The “thumping” that George W. Bush just admitted the Republicans received isn’t stopping him from continuing to lie to the American people.
I’m watching his press conference as I write. Here’s one of the first pieces of disingenuousness I’ve heard: Bush boldly declared to our enemies, “Do not confuse the workings of our democracy with a lack of will.” This is exactly what Bush has been confusing as he has stumped for Republicans on the campaign trail. The whole a-vote-for-the-Democrats-is-a-vote-for-the-terrorists thing was the cornerstone of the Republican effort. After repeating such garbage ad nauseum for weeks he is now asking our enemies to forget all that.
Next lie. Bush just admitted to lying to the press when they asked him last week whether Rumsfeld would stay on in the administration and he told them yes. The reason he lied? He didn’t want to inject the issue into the late stages of the campaign. In other words — but with zero change in meaning — Bush lied to the public to help his party’s political fortunes.
A few minutes later, Bush adjusts the above lie by claiming he hadn’t yet made the decision about Rumsfeld when he was asked last week. Does anyone really think that the planning for Rumsfeld’s removal hadn’t been largely completed as of a single week ago? After all, the administration already has a replacement. Presumably, the process of choosing such a replacement takes weeks, if not months, given the enormous amount of vetting that would need to happen.

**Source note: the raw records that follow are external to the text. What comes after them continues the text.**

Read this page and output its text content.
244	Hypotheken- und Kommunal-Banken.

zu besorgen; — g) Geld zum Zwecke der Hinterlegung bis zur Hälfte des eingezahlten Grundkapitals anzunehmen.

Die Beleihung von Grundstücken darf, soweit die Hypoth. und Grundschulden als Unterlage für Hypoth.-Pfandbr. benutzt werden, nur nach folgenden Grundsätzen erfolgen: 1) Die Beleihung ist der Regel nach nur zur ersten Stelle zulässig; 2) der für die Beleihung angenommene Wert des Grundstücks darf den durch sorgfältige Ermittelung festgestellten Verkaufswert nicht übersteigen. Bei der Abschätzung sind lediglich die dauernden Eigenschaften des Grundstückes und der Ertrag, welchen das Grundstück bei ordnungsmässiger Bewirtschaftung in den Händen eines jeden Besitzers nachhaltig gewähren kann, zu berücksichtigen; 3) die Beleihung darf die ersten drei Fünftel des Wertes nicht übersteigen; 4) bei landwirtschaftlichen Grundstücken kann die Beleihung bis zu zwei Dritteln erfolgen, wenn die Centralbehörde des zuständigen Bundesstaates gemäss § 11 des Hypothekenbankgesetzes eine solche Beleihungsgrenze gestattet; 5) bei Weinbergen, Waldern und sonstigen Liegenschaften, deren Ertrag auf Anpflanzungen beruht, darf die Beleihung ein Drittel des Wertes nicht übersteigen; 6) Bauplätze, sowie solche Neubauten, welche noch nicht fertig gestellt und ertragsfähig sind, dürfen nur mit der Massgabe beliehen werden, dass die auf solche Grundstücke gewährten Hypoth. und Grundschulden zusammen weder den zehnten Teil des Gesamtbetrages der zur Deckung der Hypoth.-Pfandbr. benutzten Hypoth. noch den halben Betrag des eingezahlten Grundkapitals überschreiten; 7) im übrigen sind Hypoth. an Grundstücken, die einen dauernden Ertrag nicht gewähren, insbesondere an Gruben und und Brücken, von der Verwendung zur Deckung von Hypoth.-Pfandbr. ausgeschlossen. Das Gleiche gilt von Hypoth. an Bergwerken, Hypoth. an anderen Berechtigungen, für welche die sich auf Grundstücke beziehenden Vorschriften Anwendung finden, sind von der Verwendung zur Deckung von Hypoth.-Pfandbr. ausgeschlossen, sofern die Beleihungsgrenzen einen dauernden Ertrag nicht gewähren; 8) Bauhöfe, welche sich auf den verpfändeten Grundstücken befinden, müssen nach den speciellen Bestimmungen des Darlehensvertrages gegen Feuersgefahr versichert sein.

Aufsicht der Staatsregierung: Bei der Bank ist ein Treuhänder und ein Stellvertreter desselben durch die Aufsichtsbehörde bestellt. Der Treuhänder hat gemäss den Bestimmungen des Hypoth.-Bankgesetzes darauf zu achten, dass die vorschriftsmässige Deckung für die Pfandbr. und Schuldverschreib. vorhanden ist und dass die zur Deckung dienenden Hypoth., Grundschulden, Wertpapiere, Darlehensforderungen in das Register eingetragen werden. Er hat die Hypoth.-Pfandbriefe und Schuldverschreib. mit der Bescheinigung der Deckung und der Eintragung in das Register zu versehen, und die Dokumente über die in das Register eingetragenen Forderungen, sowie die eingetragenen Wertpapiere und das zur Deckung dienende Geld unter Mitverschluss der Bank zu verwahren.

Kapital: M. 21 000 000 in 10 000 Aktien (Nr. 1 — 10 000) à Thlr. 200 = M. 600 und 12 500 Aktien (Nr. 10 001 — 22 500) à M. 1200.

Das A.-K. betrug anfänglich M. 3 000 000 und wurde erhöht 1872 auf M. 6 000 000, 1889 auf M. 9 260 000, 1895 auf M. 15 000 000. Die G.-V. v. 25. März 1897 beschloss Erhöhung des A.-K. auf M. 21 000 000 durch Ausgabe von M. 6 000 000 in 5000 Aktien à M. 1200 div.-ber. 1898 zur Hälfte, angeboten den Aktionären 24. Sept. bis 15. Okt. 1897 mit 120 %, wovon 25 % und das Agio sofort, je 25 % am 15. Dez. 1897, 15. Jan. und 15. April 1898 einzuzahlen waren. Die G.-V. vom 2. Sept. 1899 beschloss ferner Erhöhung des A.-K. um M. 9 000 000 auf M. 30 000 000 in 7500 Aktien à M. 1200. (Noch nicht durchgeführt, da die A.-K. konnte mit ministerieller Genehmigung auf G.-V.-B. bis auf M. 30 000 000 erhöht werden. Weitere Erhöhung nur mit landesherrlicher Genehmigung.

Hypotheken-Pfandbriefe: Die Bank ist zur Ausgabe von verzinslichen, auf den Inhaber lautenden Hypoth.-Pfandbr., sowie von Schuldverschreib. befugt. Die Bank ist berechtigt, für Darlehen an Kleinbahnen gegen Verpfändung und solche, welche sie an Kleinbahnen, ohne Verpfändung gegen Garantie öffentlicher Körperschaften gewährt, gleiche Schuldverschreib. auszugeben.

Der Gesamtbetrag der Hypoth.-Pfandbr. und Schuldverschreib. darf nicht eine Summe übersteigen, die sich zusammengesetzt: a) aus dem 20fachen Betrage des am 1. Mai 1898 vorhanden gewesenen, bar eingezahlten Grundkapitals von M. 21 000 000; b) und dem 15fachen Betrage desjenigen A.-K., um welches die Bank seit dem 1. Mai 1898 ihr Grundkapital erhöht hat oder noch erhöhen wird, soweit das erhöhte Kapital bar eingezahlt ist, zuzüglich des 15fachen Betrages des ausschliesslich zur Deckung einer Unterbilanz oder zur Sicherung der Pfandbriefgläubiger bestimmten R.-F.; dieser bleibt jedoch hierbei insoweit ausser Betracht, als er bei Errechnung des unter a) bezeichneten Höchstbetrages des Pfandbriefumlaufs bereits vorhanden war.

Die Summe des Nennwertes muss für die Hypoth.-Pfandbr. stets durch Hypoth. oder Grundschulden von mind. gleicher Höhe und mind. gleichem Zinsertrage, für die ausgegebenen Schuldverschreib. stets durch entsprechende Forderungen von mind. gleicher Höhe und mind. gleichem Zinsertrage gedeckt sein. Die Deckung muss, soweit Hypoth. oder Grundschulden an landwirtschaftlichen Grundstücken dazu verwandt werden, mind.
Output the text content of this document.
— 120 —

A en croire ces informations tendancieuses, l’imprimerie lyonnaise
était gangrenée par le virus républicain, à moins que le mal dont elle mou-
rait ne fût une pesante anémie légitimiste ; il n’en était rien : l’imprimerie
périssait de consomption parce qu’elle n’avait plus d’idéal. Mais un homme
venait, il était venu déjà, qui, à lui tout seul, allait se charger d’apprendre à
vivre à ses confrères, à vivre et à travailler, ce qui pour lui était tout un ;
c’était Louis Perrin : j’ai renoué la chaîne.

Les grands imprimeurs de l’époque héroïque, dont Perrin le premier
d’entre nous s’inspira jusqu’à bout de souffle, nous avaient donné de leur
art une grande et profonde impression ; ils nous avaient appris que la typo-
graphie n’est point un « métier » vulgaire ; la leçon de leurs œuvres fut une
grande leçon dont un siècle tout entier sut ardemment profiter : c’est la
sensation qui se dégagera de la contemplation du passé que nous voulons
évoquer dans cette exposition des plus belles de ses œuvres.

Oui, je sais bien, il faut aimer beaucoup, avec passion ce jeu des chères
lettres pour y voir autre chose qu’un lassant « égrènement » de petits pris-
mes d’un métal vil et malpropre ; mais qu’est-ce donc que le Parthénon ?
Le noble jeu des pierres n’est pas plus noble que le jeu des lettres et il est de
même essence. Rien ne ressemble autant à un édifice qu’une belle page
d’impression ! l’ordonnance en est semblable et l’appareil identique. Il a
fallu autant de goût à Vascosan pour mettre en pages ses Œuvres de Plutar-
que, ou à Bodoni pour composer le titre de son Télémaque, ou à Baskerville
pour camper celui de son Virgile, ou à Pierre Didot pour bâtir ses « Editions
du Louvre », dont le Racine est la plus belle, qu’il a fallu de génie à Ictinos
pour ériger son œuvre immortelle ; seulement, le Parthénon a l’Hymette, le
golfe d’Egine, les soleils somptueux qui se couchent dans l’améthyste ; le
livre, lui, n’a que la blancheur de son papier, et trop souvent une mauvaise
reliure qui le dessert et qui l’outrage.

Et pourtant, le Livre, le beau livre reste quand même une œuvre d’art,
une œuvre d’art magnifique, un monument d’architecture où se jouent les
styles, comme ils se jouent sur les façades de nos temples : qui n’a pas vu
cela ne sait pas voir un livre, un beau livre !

Yet another adjustment. Bush says he hid the truth about Rumsfeld during the campaign because he didn’t want to send the message to the troops that military strategy is determined by politics. So…how, exactly, does Rumsfeld resigning the very next day not send the same message?
The lying just doesn’t stop.
Next: Bush is asked about the heavy criticism of the faith-based initiatives program. He says it’s important that “the program stays strong.” This assumes that the program is strong in the first place, which of course is the issue in dispute. Bush won’t engage it; he just resorts to the usual pablum about why faith-based initiatives are important, which is true enough but irrelevant to the issue at hand.
On energy independence, Bush is saying bipartisanship is required to create an effective approach. Yet he’s spent the last six years shutting Democrats out of having any input on energy, including refusing to reveal who Dick Cheney met with from the energy industry when he created an energy plan during the first term.
The one positive I heard was a willingness to push again on immigration reform, which may be easier now that Democrats run Congress. That’s a hopeful sign; we’ll see how it pans out.